In May (2008), Melissa Fogarty impressed public and critics alike in VOX, City Opera’s annual showcase of new American operas, performing Dice Thrown, a virtuosic one-woman "aleatoric soundscape" by John King, and participating in a roundtable discussion on singing new music, with renowned colleagues Lauren Flanigan and Emily Pulley. Only weeks later, at Symphony Space, she performed the world premiere of the demanding new song cycle A Field Manual, written especially for her, baritone Chris Pedro Trakas, and the Fireworks Ensemble by Pulitzer Prize-winning composer David Del Tredici. On June 24, she will give another world premiere: Christopher James’s Five Sappho Fragments, for soprano and chamber orchestra, with the esteemed new music ensemble North/South Consonance, conducted by Max Lifchitz.
A favorite of David Del Tredici, Melissa Fogarty figured prominently in his 70th Birthday celebrations in 2007. She performed his dazzling song cycle Miz Inez Sez (with the composer at the piano) at Sarah Lawrence College, his flamboyant monodrama Dracula at Brooklyn Conservatory, and his Grammy Award-nominated Paul Revere's Ride with the Canticum Novum Singers. Sought after by numerous other composers and new music groups, Melissa Fogarty has also recently performed of The New Math(s) by Louis Andriessen with the highly regarded ensemble Sequitur at Merkin Concert Hall and roles in new operas by Sorrel Hayes, Marc Lowenstein, and Tom Schnauber in City Opera’s 2007 and 2008 VOX festivals.

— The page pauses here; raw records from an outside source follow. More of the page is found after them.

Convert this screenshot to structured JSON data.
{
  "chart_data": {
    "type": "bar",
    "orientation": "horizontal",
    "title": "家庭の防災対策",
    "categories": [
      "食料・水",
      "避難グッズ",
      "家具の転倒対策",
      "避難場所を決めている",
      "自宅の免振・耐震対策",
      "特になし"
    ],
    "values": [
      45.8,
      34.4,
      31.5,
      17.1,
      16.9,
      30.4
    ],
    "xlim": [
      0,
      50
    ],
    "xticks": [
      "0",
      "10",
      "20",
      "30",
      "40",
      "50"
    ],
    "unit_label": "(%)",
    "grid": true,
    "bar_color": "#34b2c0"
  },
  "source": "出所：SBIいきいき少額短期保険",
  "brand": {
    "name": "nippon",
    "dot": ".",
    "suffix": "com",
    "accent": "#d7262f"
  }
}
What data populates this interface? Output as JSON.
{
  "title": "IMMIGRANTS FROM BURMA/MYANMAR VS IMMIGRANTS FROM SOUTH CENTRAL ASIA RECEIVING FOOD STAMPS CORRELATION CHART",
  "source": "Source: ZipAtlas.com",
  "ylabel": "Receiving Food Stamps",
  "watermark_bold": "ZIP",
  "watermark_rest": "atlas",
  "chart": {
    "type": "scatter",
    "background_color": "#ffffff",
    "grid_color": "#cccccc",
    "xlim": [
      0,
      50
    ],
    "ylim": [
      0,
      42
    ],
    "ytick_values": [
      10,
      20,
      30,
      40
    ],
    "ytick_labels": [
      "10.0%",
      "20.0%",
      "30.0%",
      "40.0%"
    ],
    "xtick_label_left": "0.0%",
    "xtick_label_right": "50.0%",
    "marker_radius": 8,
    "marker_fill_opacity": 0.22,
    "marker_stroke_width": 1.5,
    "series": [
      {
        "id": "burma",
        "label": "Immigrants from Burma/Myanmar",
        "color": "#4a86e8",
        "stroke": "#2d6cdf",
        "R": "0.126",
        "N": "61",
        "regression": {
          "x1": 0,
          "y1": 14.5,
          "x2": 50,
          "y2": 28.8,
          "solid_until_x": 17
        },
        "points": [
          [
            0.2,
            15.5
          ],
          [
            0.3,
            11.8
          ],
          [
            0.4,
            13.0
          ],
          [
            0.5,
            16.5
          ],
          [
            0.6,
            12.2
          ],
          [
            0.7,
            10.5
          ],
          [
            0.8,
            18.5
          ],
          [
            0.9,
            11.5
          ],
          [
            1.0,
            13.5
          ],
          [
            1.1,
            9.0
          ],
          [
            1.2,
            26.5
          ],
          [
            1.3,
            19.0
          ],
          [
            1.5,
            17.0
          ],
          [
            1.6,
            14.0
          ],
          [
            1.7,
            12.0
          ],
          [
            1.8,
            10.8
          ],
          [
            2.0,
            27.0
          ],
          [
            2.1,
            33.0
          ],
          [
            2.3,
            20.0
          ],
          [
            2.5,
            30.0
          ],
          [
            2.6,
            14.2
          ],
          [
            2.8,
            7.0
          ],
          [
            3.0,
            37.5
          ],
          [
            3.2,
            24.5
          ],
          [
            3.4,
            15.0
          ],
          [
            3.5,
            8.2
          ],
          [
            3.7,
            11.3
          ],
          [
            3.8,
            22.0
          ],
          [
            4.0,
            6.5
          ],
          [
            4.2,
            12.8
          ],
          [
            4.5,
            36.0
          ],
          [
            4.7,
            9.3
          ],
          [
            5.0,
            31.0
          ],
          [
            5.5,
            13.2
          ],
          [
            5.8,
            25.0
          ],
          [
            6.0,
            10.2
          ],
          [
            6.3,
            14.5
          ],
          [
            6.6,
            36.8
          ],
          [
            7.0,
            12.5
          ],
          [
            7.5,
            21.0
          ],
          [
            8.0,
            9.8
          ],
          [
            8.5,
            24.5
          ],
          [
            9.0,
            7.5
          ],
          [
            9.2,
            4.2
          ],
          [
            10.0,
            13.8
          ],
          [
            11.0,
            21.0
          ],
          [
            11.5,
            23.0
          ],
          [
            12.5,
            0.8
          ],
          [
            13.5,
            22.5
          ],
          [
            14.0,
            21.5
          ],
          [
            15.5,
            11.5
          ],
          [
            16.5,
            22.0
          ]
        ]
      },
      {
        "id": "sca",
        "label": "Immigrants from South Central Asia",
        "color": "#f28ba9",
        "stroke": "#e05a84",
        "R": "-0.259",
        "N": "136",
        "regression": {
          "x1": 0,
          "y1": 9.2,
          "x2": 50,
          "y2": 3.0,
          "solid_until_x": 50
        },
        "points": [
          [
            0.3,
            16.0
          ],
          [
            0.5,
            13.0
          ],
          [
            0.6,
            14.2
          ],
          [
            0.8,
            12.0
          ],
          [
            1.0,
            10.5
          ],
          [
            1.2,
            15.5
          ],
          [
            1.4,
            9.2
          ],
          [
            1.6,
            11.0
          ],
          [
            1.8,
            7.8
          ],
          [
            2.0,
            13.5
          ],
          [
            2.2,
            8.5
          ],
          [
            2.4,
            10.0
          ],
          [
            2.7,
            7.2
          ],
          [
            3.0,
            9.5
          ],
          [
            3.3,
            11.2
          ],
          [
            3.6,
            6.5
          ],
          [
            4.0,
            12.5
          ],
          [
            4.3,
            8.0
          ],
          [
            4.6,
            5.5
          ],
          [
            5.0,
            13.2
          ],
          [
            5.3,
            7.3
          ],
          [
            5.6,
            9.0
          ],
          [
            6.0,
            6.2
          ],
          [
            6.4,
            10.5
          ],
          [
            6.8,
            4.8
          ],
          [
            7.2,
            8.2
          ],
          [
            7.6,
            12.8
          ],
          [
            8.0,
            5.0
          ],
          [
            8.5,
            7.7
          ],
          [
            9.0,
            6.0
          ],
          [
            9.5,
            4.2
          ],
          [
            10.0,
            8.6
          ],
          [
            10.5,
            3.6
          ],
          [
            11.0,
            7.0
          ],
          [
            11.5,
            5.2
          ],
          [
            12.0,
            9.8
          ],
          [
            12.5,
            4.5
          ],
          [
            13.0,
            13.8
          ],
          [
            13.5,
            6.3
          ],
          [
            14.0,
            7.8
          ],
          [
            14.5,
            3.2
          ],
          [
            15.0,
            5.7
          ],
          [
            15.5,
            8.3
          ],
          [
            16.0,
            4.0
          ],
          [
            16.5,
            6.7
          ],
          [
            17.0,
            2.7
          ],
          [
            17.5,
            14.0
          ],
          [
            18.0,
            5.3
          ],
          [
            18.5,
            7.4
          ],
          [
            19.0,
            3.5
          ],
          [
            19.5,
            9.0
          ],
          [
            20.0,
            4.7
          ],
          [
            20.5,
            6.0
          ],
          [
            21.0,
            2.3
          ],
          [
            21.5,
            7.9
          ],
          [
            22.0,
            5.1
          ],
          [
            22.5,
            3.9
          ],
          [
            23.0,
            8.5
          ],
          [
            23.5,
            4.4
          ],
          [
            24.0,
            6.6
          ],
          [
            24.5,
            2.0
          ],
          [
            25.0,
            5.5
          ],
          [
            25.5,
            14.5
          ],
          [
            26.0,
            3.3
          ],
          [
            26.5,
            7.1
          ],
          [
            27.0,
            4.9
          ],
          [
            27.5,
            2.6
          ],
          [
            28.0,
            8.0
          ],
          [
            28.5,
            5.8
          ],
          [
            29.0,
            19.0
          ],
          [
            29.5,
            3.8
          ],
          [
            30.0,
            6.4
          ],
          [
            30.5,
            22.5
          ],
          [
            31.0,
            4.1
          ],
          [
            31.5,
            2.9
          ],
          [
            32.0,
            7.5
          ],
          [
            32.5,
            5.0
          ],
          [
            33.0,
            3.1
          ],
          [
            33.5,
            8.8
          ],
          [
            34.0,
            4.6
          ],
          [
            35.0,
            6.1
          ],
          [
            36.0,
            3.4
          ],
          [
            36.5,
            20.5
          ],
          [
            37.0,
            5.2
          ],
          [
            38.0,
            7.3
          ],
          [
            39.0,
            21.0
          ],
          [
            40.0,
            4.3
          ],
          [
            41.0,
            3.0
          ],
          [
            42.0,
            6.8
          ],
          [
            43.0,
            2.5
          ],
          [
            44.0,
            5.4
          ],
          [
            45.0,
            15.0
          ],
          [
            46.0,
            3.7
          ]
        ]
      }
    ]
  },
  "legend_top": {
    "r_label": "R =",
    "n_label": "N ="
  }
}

Melissa Fogarty is also much in demand for her lively and elegant interpretations of Baroque and Classical-period music. Her many credits in this repertoire include Clorinda in Monteverdi’s Combattimento di Tancredi e Clorinda with New York’s Metropolis Ensemble (2006); La Poésie in Charpentier’s Les Arts florissants with Concert Royal in New York and Dallas (2002), Oberto in Georg Frideric Handel’s Alcina with New York’s Vertical Player Repertory company (2001, 2002), the Israelitish Woman in G.F. Handel’s Judas Maccabeus and soprano soloist in J.S. Bach’s Christmas Oratorio (BWV 248) with the Saint Paul Chamber Orchestra at Columbia University (2000); and other roles with New York Collegium, Teatro Bacchino in San Francisco, the Berkeley Early Music Festival, and the Yale Center for British Arts.
In 2006, Melissa Fogarty was honored with an Outmusic Award for “Best Solo Debut - Female” for her cantata album Handel: Scorned and Betrayed (Albany Records). The distinguished singer/musicologist Julianne Baird commented, “Melissa Fogarty’s depiction of these strong-willed, decisive women of history is red-blooded, exciting, and passionate. She brings to bear an exquisite sense of style for this repertoire.” Her other recordings include Alessandro Scarlatti’s Agar et Ismaele esiliati with the Seattle Baroque Orchestra (Centaur Records) and Forbidden Dance with Ensemble for the Seicento, an album of 17th-century music in which she both sings and plays the Baroque guitar (Musicians Showcase).